La mise en examen : quels droits pour la personne mise en cause ?

Cet article a une vocation purement informative et ne constitue pas un conseil juridique. Les règles évoquées correspondent au droit en vigueur à la date de publication et sont susceptibles d’évolution, notamment en cas de réforme législative ou de revirement de jurisprudence. Chaque situation étant particulière, les informations présentées ne sauraient se substituer à une consultation individualisée. Elles ne créent aucune relation avocat-client et n’engagent pas la responsabilité du cabinet Gallo Al Shaman Avocats. Pour toute question relative à votre dossier, nous vous invitons à nous contacter directement afin d’obtenir un conseil adapté à votre situation.

Les droits de la personne mise en examen sont souvent mal connus, alors même que ce statut est fréquemment vécu comme une sanction en soi. Il s’agit pourtant avant tout d’un cadre procédural destiné à garantir les droits de la défense au cours de l’instruction. Comprendre les droits de la personne mise en examen, et les garanties qui les accompagnent, permet d’aborder la suite de la procédure avec bien plus de sérénité.


Qu’est-ce que la mise en examen ?

La mise en examen est décidée par un juge d’instruction, et non par un policier ou un procureur. Elle suppose l’existence d’indices graves ou concordants, au sens de l’article 80-1 du code de procédure pénale, rendant vraisemblable que la personne ait pu participer, comme auteur ou complice, à la commission d’une infraction. Ce seuil probatoire, plus exigeant que celui de la garde à vue, conditionne directement l’ouverture des droits de la personne mise en examen.

Lorsque les indices existants sont réels mais insuffisants pour justifier une mise en examen, le juge d’instruction peut opter pour un statut intermédiaire, celui de témoin assisté, qui offre des garanties proches mais un régime moins contraignant.

La mise en examen n’est en aucun cas une déclaration de culpabilité. La présomption d’innocence continue de s’appliquer pleinement tout au long de l’instruction, jusqu’à ce qu’une décision de justice définitive se prononce sur la culpabilité de la personne.


Le déroulement de l’interrogatoire de première comparution

La mise en examen intervient à l’occasion d’un interrogatoire dit de première comparution, une étape strictement encadrée par le code de procédure pénale, au cours de laquelle plusieurs garanties doivent impérativement être respectées.

Étape 01
Notification des faits reprochés
Le juge d’instruction informe la personne des faits qui lui sont reprochés et de leur qualification juridique, ainsi que de son droit de ne faire aucune déclaration.
Étape 02
Assistance d’un avocat
La personne peut choisir un avocat ou s’en voir désigner un d’office.

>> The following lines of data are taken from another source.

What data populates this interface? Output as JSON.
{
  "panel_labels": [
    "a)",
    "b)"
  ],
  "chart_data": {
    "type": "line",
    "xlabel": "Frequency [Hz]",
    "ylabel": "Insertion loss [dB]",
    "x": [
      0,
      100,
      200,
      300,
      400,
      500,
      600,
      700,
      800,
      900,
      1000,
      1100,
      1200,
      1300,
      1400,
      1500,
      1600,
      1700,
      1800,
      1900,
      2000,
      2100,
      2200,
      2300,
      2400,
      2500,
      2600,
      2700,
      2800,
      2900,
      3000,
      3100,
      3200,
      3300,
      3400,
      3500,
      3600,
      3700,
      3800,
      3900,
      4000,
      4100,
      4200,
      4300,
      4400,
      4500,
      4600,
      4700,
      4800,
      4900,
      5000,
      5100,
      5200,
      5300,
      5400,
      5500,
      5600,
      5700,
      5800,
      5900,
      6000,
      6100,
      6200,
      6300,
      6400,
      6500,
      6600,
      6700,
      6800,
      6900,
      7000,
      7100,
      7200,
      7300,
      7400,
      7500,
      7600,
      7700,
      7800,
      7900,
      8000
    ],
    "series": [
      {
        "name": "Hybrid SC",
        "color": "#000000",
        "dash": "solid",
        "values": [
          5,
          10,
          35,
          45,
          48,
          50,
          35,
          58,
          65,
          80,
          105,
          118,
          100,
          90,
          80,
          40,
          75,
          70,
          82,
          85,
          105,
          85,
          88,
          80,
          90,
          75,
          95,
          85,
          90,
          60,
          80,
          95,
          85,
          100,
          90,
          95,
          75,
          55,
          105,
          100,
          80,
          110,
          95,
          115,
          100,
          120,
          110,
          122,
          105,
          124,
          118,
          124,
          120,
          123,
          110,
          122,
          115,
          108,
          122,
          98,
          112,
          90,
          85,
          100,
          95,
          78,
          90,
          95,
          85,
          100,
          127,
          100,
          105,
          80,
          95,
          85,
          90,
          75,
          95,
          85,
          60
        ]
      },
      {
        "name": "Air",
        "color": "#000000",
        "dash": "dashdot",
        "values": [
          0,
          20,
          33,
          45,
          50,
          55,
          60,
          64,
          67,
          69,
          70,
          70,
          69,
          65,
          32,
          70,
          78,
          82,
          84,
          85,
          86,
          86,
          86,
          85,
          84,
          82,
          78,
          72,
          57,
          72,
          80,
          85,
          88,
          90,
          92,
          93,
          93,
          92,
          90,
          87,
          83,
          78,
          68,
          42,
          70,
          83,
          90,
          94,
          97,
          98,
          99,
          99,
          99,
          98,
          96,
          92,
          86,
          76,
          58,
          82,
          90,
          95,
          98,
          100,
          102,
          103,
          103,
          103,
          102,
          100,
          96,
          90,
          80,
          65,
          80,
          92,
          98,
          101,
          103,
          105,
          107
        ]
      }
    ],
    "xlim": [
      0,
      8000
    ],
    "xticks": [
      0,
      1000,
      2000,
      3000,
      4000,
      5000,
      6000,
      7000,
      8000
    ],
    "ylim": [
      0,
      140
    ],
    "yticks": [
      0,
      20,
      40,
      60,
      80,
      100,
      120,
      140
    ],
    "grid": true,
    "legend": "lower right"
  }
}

L’avocat peut consulter le dossier avant l’interrogatoire et assister son client tout au long de la procédure.

À l’issue de cet interrogatoire, le juge d’instruction peut également statuer sur un éventuel placement sous contrôle judiciaire, voire, dans les cas les plus graves, saisir le juge des libertés et de la détention en vue d’une détention provisoire.


Les droits de la personne mise en examen pour se défendre efficacement

Les droits de la personne mise en examen forment un ensemble cohérent, destiné à garantir l’équilibre de la procédure et le respect des droits de la défense tout au long de l’instruction.

Accès au dossier de la procédure
Par l’intermédiaire de son avocat, la personne mise en examen peut consulter l’intégralité des pièces du dossier et en obtenir copie, afin de préparer sa défense en connaissance de cause.
Droit de garder le silence
La personne mise en examen n’est jamais tenue de répondre aux questions du juge d’instruction et peut, à tout moment, choisir de ne faire aucune déclaration.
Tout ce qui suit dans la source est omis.